Beach Museum organizes project to digitally preserve noted Smithsonian Institute traveling exhibition on tallgrass prairies
Monday, Nov. 17, 2014
MANHATTAN — When artist/photographer Patricia DuBose Duncan put together a national traveling exhibition on tallgrass prairies, she was widely credited with helping draw attention to the need to preserve the dwindling ecosystem.
Now a project organized by Kansas State University's Marianna Kistler Beach Museum of Art is preserving the exhibit Duncan designed more than 40 years ago to raise awareness about tallgrass prairies. These prairies are home to unique plant and animal species and soil microbiomes. Scientists estimate that only 4 percent of the nation's tallgrass prairies are left today, which includes the Konza Prairie Biological Station near Manhattan, a National Science Foundation Long-Term Ecological Research site administered by the Nature Conservancy and Kansas State University.
Living in Kansas City in the late 1960s and 1970s, Duncan formed friendships with researchers such as E. Raymond Hall, a zoologist, at the University of Kansas, and Lloyd Hulbert, an ecologist, at Kansas State University. They and others helped her understand the importance of the prairie and the urgency of an effort to ensure that parts of it would be protected. Duncan began to use her camera to tell this story and rally support for preservation. Over time, she convinced other artists and prominent figures to share her vision. Photojournalist, author and filmmaker Gordon Parks was one; former Secretary of the Interior Stuart Udall was another.
From 1971-1976, with support from the Hallmark Corp. in Kansas City and other benefactors, and under the auspices of the Smithsonian Institution in Washington, D.C., Duncan designed a traveling exhibition. "The Tallgrass Prairie: An American Landscape" eventually traveled to all 50 states and drew the attention of both the public and legislators. In 1996, U.S. Sen. Nancy Landon Kassebaum Baker of Kansas introduced successful legislation to create the Tallgrass Prairie National Preserve near Strong City, Kansas.
The 40 panels from Duncan's Smithsonian Institution traveling exhibition most recently have been stored at the Riley County Historical Museum in Manhattan. To preserve these historic artifacts, the Beach Museum of Art organized an effort to capture them digitally. Staff members from the Beach and Riley County museums worked with David Mayes, Kansas State University photographer, to make a high-resolution image of each panel.

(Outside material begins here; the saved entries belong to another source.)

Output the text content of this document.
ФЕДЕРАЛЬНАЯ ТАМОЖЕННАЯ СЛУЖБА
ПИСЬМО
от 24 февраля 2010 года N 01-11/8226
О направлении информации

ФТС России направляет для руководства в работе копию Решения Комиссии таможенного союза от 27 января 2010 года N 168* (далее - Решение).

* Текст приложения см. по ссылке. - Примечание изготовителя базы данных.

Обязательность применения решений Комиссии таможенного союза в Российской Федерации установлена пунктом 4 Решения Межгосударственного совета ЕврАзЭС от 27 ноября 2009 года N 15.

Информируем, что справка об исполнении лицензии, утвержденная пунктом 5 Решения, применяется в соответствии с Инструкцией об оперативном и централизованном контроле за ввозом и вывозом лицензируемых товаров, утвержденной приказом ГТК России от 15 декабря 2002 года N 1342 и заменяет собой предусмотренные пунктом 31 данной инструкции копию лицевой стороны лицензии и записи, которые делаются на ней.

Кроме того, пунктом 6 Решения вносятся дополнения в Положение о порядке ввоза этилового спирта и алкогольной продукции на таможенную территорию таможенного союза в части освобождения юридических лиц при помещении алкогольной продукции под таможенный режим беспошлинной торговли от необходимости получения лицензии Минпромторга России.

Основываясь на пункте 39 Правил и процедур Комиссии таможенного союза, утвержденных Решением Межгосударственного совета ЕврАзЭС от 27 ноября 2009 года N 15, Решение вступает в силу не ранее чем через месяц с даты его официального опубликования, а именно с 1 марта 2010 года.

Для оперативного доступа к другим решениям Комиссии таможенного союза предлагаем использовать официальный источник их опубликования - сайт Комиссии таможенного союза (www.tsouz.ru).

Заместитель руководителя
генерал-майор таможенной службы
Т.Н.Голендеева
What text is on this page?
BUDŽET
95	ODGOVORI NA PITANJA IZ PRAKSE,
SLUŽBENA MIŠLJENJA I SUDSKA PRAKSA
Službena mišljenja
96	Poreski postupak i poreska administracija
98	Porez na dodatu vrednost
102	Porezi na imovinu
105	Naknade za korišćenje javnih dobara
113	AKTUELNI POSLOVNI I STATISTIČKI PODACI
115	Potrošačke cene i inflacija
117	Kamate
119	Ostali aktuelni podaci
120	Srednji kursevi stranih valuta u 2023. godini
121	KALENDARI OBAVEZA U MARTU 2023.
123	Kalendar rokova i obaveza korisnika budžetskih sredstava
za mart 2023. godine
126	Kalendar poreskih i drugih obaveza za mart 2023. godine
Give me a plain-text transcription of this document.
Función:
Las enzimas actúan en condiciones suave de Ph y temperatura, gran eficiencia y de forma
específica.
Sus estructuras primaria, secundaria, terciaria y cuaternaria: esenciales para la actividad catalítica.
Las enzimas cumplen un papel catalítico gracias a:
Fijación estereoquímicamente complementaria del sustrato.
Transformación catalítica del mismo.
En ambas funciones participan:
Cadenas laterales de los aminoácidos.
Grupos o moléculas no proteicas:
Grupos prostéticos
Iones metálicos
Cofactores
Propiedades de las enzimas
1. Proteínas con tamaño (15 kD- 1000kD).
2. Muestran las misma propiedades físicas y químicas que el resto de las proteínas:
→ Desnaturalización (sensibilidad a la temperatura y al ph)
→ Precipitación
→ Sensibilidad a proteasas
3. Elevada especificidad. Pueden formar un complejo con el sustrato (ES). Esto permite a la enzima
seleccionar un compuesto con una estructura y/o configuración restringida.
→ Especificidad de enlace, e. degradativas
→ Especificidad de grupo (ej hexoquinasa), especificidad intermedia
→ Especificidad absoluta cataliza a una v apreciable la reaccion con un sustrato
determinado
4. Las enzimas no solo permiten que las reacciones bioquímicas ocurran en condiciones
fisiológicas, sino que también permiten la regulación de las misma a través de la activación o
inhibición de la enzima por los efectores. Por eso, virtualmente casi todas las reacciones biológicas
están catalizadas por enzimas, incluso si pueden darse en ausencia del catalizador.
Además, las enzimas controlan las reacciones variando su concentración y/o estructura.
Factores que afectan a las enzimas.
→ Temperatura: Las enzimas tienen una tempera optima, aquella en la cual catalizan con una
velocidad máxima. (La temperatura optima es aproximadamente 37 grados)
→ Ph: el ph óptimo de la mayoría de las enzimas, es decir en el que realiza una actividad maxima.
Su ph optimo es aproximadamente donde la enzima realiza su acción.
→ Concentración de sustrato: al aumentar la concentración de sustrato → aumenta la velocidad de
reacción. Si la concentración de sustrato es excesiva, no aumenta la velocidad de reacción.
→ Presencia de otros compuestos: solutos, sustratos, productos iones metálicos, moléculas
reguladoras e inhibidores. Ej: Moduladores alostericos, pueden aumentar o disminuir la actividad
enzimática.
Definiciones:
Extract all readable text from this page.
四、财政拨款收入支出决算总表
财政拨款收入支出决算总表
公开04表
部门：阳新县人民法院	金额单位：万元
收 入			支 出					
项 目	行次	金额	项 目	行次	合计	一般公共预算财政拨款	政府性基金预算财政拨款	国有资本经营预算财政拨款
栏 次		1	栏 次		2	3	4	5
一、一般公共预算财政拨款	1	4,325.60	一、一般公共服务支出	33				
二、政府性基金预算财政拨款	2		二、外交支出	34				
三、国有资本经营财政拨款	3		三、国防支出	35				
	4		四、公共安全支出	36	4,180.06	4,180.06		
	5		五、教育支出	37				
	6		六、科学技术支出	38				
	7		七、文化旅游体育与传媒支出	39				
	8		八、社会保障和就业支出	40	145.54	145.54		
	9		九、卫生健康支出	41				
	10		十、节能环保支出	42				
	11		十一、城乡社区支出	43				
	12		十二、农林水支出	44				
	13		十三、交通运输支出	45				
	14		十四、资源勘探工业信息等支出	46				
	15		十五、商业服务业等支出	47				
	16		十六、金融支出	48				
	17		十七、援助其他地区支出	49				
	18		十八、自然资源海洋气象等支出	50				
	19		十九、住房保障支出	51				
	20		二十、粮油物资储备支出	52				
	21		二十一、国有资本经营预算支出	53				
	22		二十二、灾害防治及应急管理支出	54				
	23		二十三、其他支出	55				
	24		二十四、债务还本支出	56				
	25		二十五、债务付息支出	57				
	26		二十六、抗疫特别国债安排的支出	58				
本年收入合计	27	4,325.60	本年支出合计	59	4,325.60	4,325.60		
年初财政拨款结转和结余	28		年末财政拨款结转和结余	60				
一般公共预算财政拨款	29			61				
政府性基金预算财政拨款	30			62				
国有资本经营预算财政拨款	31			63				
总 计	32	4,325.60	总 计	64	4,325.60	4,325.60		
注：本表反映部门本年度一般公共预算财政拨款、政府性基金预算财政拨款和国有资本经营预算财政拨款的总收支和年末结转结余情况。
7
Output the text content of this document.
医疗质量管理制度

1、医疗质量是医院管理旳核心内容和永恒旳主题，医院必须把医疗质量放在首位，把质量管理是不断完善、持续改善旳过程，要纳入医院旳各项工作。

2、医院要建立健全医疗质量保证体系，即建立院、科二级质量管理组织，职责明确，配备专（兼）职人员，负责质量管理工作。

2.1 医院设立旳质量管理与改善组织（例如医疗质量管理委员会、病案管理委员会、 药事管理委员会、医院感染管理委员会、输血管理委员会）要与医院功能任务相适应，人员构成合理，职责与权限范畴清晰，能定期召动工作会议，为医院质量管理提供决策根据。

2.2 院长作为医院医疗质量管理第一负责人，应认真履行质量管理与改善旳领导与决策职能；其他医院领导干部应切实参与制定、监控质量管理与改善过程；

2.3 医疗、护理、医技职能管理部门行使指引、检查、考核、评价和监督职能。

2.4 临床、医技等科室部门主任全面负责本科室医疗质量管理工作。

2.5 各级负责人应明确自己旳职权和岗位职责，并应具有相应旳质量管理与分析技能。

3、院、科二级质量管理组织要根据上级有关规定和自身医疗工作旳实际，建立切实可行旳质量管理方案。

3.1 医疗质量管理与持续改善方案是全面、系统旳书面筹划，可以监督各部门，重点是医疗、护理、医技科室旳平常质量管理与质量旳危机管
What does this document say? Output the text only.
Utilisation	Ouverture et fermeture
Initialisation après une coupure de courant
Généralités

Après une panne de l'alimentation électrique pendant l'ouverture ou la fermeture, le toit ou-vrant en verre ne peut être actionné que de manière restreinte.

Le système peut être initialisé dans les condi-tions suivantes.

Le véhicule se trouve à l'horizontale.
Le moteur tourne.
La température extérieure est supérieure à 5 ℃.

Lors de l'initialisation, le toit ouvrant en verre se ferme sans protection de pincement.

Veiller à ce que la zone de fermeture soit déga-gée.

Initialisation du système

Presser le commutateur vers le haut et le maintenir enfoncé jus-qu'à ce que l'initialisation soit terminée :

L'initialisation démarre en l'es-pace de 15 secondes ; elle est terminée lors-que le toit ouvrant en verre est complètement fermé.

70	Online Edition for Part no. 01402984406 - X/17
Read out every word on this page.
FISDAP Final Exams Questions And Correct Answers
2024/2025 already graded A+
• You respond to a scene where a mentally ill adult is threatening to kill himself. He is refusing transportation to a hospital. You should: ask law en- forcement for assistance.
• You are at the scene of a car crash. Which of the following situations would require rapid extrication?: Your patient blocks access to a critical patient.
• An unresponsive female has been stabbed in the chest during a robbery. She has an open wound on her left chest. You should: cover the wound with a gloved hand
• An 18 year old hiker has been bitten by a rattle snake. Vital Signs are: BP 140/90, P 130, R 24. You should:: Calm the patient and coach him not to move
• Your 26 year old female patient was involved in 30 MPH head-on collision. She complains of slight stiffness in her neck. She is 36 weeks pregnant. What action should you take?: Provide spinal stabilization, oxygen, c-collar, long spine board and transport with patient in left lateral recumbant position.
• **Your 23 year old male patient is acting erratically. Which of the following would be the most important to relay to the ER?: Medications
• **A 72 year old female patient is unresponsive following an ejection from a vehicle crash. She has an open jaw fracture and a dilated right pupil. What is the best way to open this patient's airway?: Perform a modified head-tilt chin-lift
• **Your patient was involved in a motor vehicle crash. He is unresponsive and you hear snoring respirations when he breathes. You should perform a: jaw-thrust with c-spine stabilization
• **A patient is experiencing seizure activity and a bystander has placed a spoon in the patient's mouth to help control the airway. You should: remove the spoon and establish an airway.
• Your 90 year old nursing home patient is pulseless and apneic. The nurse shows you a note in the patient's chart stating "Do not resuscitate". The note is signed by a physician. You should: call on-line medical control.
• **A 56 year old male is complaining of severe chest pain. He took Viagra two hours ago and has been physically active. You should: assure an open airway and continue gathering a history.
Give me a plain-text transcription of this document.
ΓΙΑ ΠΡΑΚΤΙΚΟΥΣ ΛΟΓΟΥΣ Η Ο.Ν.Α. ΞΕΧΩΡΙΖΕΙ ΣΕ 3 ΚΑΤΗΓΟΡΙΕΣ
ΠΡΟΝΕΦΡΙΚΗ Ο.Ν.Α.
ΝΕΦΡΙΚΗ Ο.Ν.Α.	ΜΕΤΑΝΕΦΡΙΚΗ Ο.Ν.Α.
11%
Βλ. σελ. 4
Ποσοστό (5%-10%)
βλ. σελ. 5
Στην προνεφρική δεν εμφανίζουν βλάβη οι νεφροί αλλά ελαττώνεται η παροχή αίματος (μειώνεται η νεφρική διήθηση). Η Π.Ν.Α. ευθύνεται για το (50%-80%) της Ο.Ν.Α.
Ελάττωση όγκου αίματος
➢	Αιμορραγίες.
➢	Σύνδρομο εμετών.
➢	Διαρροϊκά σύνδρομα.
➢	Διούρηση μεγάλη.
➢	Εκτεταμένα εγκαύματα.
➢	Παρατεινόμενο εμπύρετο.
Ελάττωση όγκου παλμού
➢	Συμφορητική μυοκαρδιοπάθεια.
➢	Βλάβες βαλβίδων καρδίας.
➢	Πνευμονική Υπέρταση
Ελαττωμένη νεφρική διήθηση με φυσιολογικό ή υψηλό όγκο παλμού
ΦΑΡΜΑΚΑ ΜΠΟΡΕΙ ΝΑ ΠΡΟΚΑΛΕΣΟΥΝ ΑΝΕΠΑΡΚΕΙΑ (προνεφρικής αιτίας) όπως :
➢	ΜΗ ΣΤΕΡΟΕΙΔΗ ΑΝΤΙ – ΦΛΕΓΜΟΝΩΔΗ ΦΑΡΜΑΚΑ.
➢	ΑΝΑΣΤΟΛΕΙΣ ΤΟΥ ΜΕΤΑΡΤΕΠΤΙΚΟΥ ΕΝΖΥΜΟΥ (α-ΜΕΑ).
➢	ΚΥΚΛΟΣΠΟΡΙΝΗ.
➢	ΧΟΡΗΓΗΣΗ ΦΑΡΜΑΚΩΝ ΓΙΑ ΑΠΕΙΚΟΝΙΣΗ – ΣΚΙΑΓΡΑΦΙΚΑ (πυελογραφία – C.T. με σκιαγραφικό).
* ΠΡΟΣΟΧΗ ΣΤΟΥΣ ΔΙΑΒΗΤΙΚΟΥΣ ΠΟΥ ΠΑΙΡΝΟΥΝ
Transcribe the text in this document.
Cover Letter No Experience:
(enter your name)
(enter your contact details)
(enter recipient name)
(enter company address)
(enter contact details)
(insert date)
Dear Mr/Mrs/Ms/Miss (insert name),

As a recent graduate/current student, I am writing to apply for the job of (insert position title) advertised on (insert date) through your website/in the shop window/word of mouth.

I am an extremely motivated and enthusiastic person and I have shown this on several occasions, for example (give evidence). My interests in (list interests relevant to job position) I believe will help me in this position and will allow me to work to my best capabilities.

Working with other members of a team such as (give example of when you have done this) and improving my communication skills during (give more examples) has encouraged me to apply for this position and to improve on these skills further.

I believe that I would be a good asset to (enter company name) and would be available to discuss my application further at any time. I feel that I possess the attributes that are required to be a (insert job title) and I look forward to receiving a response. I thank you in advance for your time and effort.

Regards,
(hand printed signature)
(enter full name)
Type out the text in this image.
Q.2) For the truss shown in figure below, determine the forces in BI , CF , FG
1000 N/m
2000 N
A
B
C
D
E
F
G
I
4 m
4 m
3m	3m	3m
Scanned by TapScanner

The Beach Museum plans to offer these images to the public along with a large number of resources about the Konza Prairie, the museum's regionally focused art collection and its curated garden of native plants called The Meadow.
The panels will be featured through an interactive touch-screen table that will be installed in the gallery-level lobby of the museum in spring 2015. Kansas State University's Prairie Studies Initiative, landscape architecture and regional & community planning department and the Student Government Association's Green Action Fund have partnered to develop the project.
On Oct. 9, the Beach Museum welcomed Duncan and her husband, architect Herb Duncan, for a celebration of her work as artist and environmental leader. Standing before "Red Prairie and Bison," a large painting rendered with brilliant cadmium red that was a gift to the Beach Museum from Sen. Kassebaum Baker, Duncan shared memories with an audience of museum and McCain Auditorium supporters. The evening culminated with a private performance for the group by Native American flute master Robert Mirabal and the String Quartet Ethel in the old stone barn at the university's Konza Prairie Biological Station.
The Beach Museum holds 98 works — prints, paintings, and photographs — by Duncan in its permanent collection. The Duncans now make their home in Topsham, Maine.